La direzione, per scongiurare qualche mala figura (in fondo son sempre un mulo), per
la preparazione della gara decide di farmi allenare con gli agonisti.
Gli agonisti
del NCB❤️ sono tutti
fortissimi e, soprattutto, incazzosissimi. La squadra femminile, poi, ha un nocciolo duro
di giovani Walchirie, che velocissime fendono l’acqua con gagliarde,
inesorabili bracciate.
Al mio primo
allenamento con gli agonisti, entro con fare svagato di chi capita lì per caso,
poi - mio more solito – mi infilo nel locale caldaie, aspetto paziente e, come
se nulla fosse, mi presento con aria indifferente al solito orario di lezione.
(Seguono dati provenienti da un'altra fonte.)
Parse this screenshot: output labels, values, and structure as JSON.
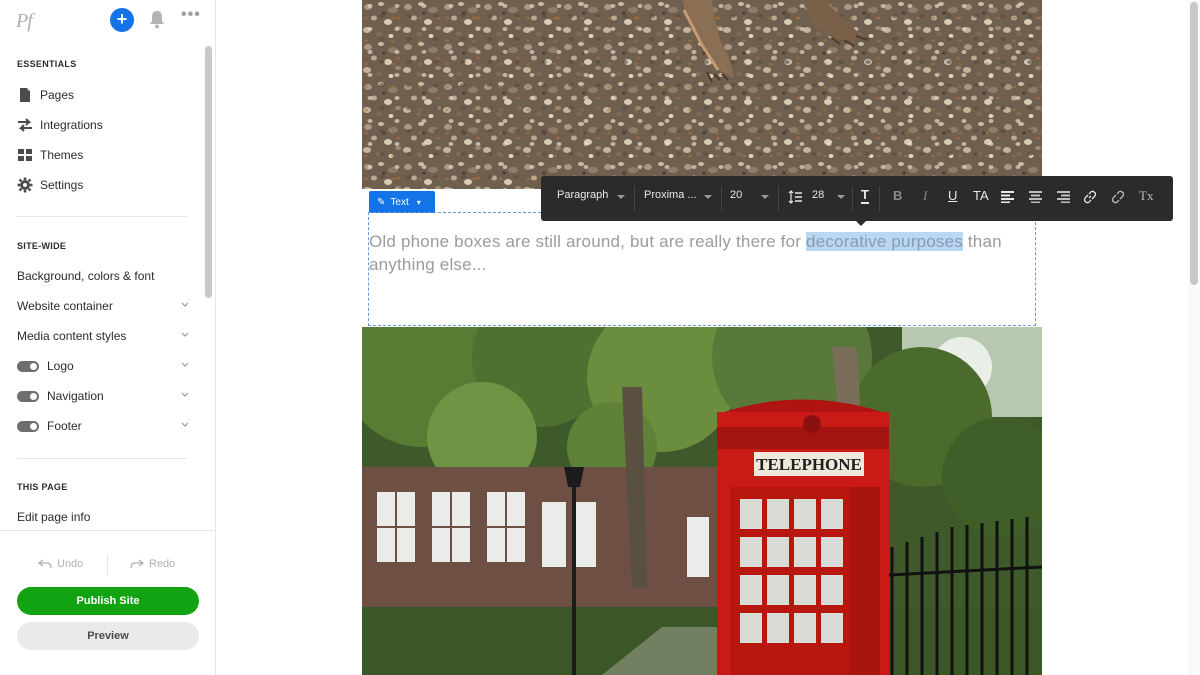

Vengo subitaneamente fermata e convocata:
- “Cossa sito
drio a fare qua? Te ghe saltà l’allenamento”, - mi fa Basso con aria severa e
carica di riprovazione.
- “Non ero
sicura di aver capito bene”, - rispondo callidamente.
- “No ghe xe
proprio gnente da capire. Devi venire quando si allenano gli agonisti. Ora fila
subito in vasca, par non perdere anca la lezione”.
Il giorno
della gara, in ordine di apparizione, scopro: a) di essere l’unica del NCB❤️ a nuotare i
100 delfino; b) che i 100 delfino
sono l’ultima gara della giornata; c)
che il Comitato Centrale (alias sempre lei!) mi ha spedito via, senza manco una
lira in tasca e senza niente da mangiare (né da bere).
Per tutta la
giornata le gare si susseguono incessanti, io ho fame, sete e fifa blu. Progetto
una fuga, ma senza mappa temo di perdermi nella città del Palladio. Quando
finalmente tocca me, le Walchirie si son già rivestite, asciugate le bionde chiome,
hanno fatto fuori un paio di panini con la soppressa (davanti ai quali ho
salivato come solo il cane di Pavlov riuscirebbe a fare) e stanno sbuffando
annoiate per l’attesa dell’ultima gara. La mia.
Finalmente
tocca a me. Sul blocco di partenza, per timore di prendermi una squalifica, attendo
prudentemente che le altre concorrenti si siano già tuffate. Poi mi tuffo
anch’io e ottengo subito un duplice, simultaneo ed insperato successo: riesco
a non spanciare e a non perdere gli occhialini.
Baldanzosa,
nuoto la prima vasca come se fossi anch’io una Walchiria, mentre sento i
giudici fischiare e fischiare…
Alla seconda vasca
mi assilla il dubbio di come riescano le Walchirie a respirare a delfino.
Alla terza,
ogni rumore è sovrastato da un grido lungo e cadenzato:
- “S-L-O-O-N-G-Aaaaaa
Peron!! Slooongateeeee. P-e-r-o-O-o-n…”, - è Basso che mi sta incitando.
Alla quarta
vasca, al pensiero che sarebbe stato meglio azzannare un qualche panino al
salame delle Walchirie e poi disertare fuggendo per le vie della gloriosa
capitale dei magnagatti, finalmente tocco la fine.
Mi guardo
intorno: in vasca non c’è rimasto nessuno. Esco mesta. A testa bassa cerco di
infilarmi nello spogliatoio. Ma Basso mi acchiappa lesto:
- “Brava
Peron! Te xì rivà a podio”.
Dev’essere davvero
la mia stagione fortunata perché è di nuovo accaduto l’impensabile: le altre
concorrenti sono state squalificate per falsa partenza (svelato il mistero di tutto
quel fischiare che sentivo!). Praticamente ho nuotato da sola e non me ne sono
accorta. Mentre discetto tra me e me se “quella” vittoria possa davvero
considerarsi una “vittoria”, mi cingono con una medaglia di latta color oro e,
finalmente, affamata più di un bull-dog, arrivo a casa.
Il giorno
dopo, sempre con la medaglia al collo (manco fosse la medaglietta della Madonna
di Monte Berico), cerco Susi. La intravedo tutta biancovestita e plissettata e
con una racchetta da tennis in mano.
- “Ho
iniziato a prendere lezioni di tennis”, - mi dice allungando il passo e
ignorando sdegnosa la medaglia che villanamente le ostento sotto il naso – “…il
nuoto mi è venuto a noia”.
Resto un
attimo basita …poi ...
- “Ehi, Susi,
- grido ispirata rincorrendola in direzione dei campi da tennis, mentre lei –
chissà perché - ha preso a correre – “Aspetta! Aspettami! Vengo con te! Anch’io,
anch’io, voglio prendere lezioni di tennis!!”.